You then say “I don’t know the details of the Netanya and Baghdad attacks”. This, note cheek by jowl with your confident assertion that our sentences about those attacks were ‘tendentious’, but let that pass. Well, go and look them up on the net. Both Islamist suicide bombers, both targeting civilian non-combatants, including children. In the case of the attack in Iraq, 24 children. The terrorist watched them congregate and then killed them all.

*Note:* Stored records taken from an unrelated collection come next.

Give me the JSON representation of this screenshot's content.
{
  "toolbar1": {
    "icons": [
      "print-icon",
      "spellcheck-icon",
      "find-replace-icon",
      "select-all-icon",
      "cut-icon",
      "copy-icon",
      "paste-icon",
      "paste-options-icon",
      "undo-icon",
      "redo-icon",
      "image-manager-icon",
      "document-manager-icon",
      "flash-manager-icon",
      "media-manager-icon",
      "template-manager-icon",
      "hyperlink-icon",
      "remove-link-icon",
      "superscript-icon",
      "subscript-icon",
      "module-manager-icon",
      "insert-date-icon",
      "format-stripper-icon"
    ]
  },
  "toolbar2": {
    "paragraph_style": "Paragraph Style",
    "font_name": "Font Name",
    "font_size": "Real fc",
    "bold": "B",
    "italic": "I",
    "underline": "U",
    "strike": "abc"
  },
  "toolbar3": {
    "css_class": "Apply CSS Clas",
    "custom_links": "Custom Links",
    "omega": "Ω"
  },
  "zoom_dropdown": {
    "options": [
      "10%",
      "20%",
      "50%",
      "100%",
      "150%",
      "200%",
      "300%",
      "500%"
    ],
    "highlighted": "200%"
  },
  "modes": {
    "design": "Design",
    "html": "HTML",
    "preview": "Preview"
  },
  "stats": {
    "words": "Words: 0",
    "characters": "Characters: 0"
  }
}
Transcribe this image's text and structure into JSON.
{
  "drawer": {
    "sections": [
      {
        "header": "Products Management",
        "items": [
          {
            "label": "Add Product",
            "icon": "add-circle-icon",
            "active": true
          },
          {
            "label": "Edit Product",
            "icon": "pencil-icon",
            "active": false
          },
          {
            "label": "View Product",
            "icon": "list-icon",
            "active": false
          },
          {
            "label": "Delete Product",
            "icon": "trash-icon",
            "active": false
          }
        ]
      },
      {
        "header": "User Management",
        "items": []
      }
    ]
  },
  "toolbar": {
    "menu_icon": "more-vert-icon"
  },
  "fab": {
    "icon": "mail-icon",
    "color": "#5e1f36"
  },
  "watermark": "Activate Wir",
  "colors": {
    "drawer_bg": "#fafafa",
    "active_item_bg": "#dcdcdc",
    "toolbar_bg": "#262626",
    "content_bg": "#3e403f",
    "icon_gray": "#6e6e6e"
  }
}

You then say “many terror attacks in Iraq have been organised by secular Ba’athists”. In fact there is not one documented case of an Iraqi suicide bomber, let alone ‘many’. Not one. So, more confident assertions expressed in a confident, slightly weary (do I have to engage these idiots?) tone that as Harry points out CT does seem to have made its own, but which turns out to be, well, ignorant. The perpetrators are Jihadi terrorists coming over the Syrian border. The fascistic Saddamists sometimes work with them and give them a target, such as this Shia mosque, this Shia marketplace, and so on. I am sure you do not intend to defend the murder of civilians in Iraq when carried out by ex-Saddamists. I am sure you are not defending suicide bombs aimed at Jewish kids in Israel if their planters are secular Palestinians (the UAT statement, note, calls for mutual recognition and political dialogue).

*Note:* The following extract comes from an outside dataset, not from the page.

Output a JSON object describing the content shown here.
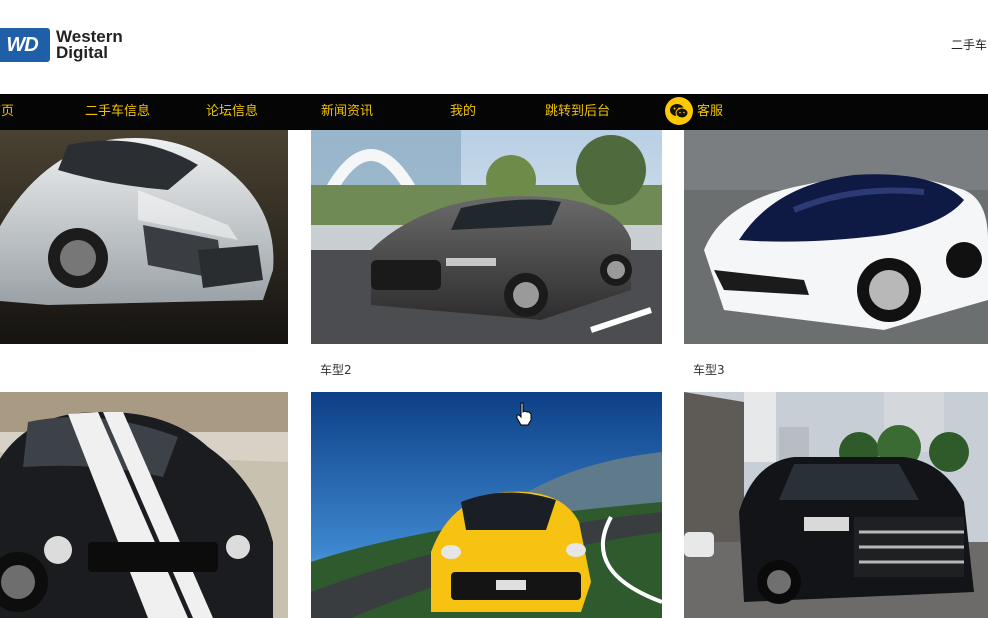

You ask “why be so specific about the kind of terrorism that is being condemned here?” Because we have to be in order to measure the threat, its source, and decide how to respond. Isn’t that just obvious? The threat we – in London, Iraq and Israel – faced that week, and face today, was and is from that kind of terrorism. As was the attack in Egypt (or are you claiming the attack in Egypt was a direct consequence of the invasion of Iraq and the Luxor tourists were killed because someone might, one day, invade Iraq). I would point out that some leading Muslim community activists in the UK have signed and not one has made this complaint. The statement also says “The terrorists seek a closed society of fear and conformity. They are opposed by Muslims the world over. Muslim community leaders have condemned the London attacks unequivocally. We reject the terrorists’ claim that they represent authentic Islam. They do not”.
You then complain about some of the short 200 word ‘why I signed’ statements of the signers (You don’t say what it is you object to in those statements).But look, we make it clear on the site that these statements are “personal to the authors and do not necessarily reflect the views of the organisers”. It’s the statement you are singing up to not the personal views of this or that signer. Mine, for instance, is here.

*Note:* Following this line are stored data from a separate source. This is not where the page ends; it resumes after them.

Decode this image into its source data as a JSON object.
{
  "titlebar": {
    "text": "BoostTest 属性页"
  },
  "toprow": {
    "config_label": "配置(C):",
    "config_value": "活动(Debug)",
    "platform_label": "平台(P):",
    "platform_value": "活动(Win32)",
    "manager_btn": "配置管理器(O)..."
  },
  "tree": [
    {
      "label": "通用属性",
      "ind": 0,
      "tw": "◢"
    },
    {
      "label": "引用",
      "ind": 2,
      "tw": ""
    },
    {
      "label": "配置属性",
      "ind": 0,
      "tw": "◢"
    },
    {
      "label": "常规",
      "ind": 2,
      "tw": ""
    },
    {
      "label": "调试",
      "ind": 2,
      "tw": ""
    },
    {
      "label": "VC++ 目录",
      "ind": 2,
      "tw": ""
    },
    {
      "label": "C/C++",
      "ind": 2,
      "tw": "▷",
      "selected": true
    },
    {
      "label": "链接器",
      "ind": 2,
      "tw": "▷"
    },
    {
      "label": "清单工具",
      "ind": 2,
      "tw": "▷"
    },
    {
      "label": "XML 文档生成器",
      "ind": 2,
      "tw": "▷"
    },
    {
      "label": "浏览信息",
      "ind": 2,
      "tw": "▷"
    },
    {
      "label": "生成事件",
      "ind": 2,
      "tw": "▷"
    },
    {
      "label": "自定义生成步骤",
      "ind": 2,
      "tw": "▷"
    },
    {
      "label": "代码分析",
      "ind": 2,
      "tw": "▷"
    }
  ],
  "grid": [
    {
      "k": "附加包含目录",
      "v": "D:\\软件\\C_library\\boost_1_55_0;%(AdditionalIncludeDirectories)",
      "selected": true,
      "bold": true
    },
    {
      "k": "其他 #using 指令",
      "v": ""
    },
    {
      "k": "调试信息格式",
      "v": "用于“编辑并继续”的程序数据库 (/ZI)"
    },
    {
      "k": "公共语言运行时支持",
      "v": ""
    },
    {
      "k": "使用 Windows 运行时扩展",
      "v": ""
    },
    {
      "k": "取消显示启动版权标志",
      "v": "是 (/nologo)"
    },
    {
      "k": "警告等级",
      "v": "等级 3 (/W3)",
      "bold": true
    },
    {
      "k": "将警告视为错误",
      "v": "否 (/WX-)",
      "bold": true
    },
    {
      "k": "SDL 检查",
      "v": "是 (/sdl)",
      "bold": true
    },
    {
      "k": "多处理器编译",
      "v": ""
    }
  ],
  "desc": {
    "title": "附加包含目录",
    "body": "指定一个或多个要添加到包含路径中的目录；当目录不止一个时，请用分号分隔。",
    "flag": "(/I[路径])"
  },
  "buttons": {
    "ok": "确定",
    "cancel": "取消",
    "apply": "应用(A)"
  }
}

But signing up to my personal statement, or anyone else’s, is NOT part of the ‘contract’ between signers and organisers. Only the full UAT statement is being endorsed by a signature. Today Francis Wheen signed on. And Robert Fine. And yesterday Anne Showstack Sasson, and Cynthia Fuchs Epstein. I don’t think they were supporting Bush, or being tendentious.
Finally, you say you found it a “highly unpleasant experience” to read statements that “drip with venomous hatred” toward the perpetrators of these acts. Why do you find that unpleasant? The perpetrators are fascistic. They are killing us. They do so in the name of everything we hate and to deny us everything we value. Don’t you want to fight to keep those things? If not now when? For my part I do feel hatred toward the perpetrators, just as I feel love for those they harm. I feel that in both instances I am, to be terribly pretentious, in an Aristotelian ‘mean state’. Sometimes anger, and a willingness to fight, to engage, is right and appropriate while a meandering meditative ‘analytical’ scepticism that paralyses action is, well, something of a mistake, to say only that about it.